Versuche es doch mal bitte per Component Input sofern deine graka TV out hat das wäre dann das einzigste was mir noch einfallen würden

PS ein gutes Component Signal ist tausend mal besser als der "volldigitale"
HDMI schrott!!!
(ich hab es deshalb in Anführungszeichen gesetzt weil es nicht stimmt!!!)


----------



## The_Rock (14. September 2008)

Der VGA-Anschluss ist für den PC nicht wirklich zu gebrauchen.
Da der Plasma eine recht ungewöhnliche Widescreen-Auflösung von 1024x720 hat, und der VGA Anschluss dafür (meist) nur das 4:3 Format anbietet, kriegt man auf dem Plasma ein verzerrtes Bild.

Erst über DVI/HDMI kriegt man mit den HD-Auflösungen 1280x720 oder 1920x1080 ein komplett bildschirmfüllendes und unverzerrtes Bild.

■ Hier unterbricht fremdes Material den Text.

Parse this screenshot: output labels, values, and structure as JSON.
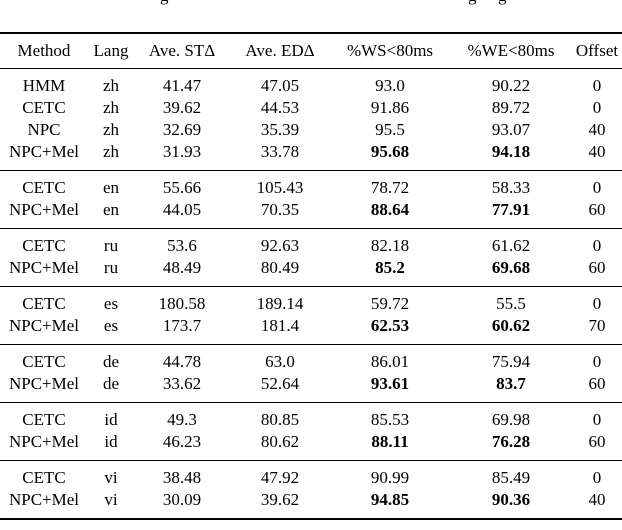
{
  "page": {
    "background": "#ffffff",
    "text_color": "#000000",
    "rule_color": "#000000"
  },
  "caption_fragment": {
    "note": "only bottom descenders of three letters visible at top edge",
    "glyphs": [
      "g",
      "g",
      "g"
    ]
  },
  "table": {
    "headers": [
      "Method",
      "Lang",
      "Ave. STΔ",
      "Ave. EDΔ",
      "%WS<80ms",
      "%WE<80ms",
      "Offset"
    ],
    "column_keys": [
      "method",
      "lang",
      "ave-st-delta",
      "ave-ed-delta",
      "ws-under-80ms",
      "we-under-80ms",
      "offset"
    ],
    "groups": [
      {
        "lang": "zh",
        "rows": [
          {
            "cells": [
              "HMM",
              "zh",
              "41.47",
              "47.05",
              "93.0",
              "90.22",
              "0"
            ],
            "bold": []
          },
          {
            "cells": [
              "CETC",
              "zh",
              "39.62",
              "44.53",
              "91.86",
              "89.72",
              "0"
            ],
            "bold": []
          },
          {
            "cells": [
              "NPC",
              "zh",
              "32.69",
              "35.39",
              "95.5",
              "93.07",
              "40"
            ],
            "bold": []
          },
          {
            "cells": [
              "NPC+Mel",
              "zh",
              "31.93",
              "33.78",
              "95.68",
              "94.18",
              "40"
            ],
            "bold": [
              4,
              5
            ]
          }
        ]
      },
      {
        "lang": "en",
        "rows": [
          {
            "cells": [
              "CETC",
              "en",
              "55.66",
              "105.43",
              "78.72",
              "58.33",
              "0"
            ],
            "bold": []
          },
          {
            "cells": [
              "NPC+Mel",
              "en",
              "44.05",
              "70.35",
              "88.64",
              "77.91",
              "60"
            ],
            "bold": [
              4,
              5
            ]
          }
        ]
      },
      {
        "lang": "ru",
        "rows": [
          {
            "cells": [
              "CETC",
              "ru",
              "53.6",
              "92.63",
              "82.18",
              "61.62",
              "0"
            ],
            "bold": []
          },
          {
            "cells": [
              "NPC+Mel",
              "ru",
              "48.49",
              "80.49",
              "85.2",
              "69.68",
              "60"
            ],
            "bold": [
              4,
              5
            ]
          }
        ]
      },
      {
        "lang": "es",
        "rows": [
          {
            "cells": [
              "CETC",
              "es",
              "180.58",
              "189.14",
              "59.72",
              "55.5",
              "0"
            ],
            "bold": []
          },
          {
            "cells": [
              "NPC+Mel",
              "es",
              "173.7",
              "181.4",
              "62.53",
              "60.62",
              "70"
            ],
            "bold": [
              4,
              5
            ]
          }
        ]
      },
      {
        "lang": "de",
        "rows": [
          {
            "cells": [
              "CETC",
              "de",
              "44.78",
              "63.0",
              "86.01",
              "75.94",
              "0"
            ],
            "bold": []
          },
          {
            "cells": [
              "NPC+Mel",
              "de",
              "33.62",
              "52.64",
              "93.61",
              "83.7",
              "60"
            ],
            "bold": [
              4,
              5
            ]
          }
        ]
      },
      {
        "lang": "id",
        "rows": [
          {
            "cells": [
              "CETC",
              "id",
              "49.3",
              "80.85",
              "85.53",
              "69.98",
              "0"
            ],
            "bold": []
          },
          {
            "cells": [
              "NPC+Mel",
              "id",
              "46.23",
              "80.62",
              "88.11",
              "76.28",
              "60"
            ],
            "bold": [
              4,
              5
            ]
          }
        ]
      },
      {
        "lang": "vi",
        "rows": [
          {
            "cells": [
              "CETC",
              "vi",
              "38.48",
              "47.92",
              "90.99",
              "85.49",
              "0"
            ],
            "bold": []
          },
          {
            "cells": [
              "NPC+Mel",
              "vi",
              "30.09",
              "39.62",
              "94.85",
              "90.36",
              "40"
            ],
            "bold": [
              4,
              5
            ]
          }
        ]
      }
    ]
  }
}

Dass ein gutes (analoges) Component-Signal besser ist als der "volldigitale HDMI-Schrott", wage ich zu bezweifeln (ein eingermaßen gutes HDMI-Kabel vorausgesetzt). Wobei ich jetzt auch nicht wirklich weiß, wie es bei der PV7-Serie gehandhabt wird.
Auf dem PX80 (is glaub ich der Nachfolger?) krieg ich über HDMI ein perfektes Bild ohne Störungen (bis auf die plasmabedingten Nachteile eben).


----------



## legatus (14. September 2008)

Zum Thema gespaart... Hätte ich von diesen Problemen gewusst hätte ich da sicher nicht gespaart... Aber als ich mir den plasma gekauft habe war das mit dem HT-Pc so nicht geplant, das kam erst als mir mein alter PC langsam verreckt ist und ich mir noch nicht extrem hochwertigen ersatz kaufen wollte...

Und zum Thema anleitung: Muss ich echt mal nachlesen... habe die gleiche antwort beim zweiten mal anrufen bei der Hotline auch bekommen. Frage mich dann aber warum dei Graka-Hersteller immer mit HDMI-Support werben?

Zum Thema Component: Habe ich schon ausprobiert, hat auch geflimmert... Aber vielleicht muss ich einfach noch nen bischen mehr probieren.

Vielen Dank nochmal für die kompetenten Antworten... Falls doch noch was enfallen sollte... Immer her mit den Ideen


----------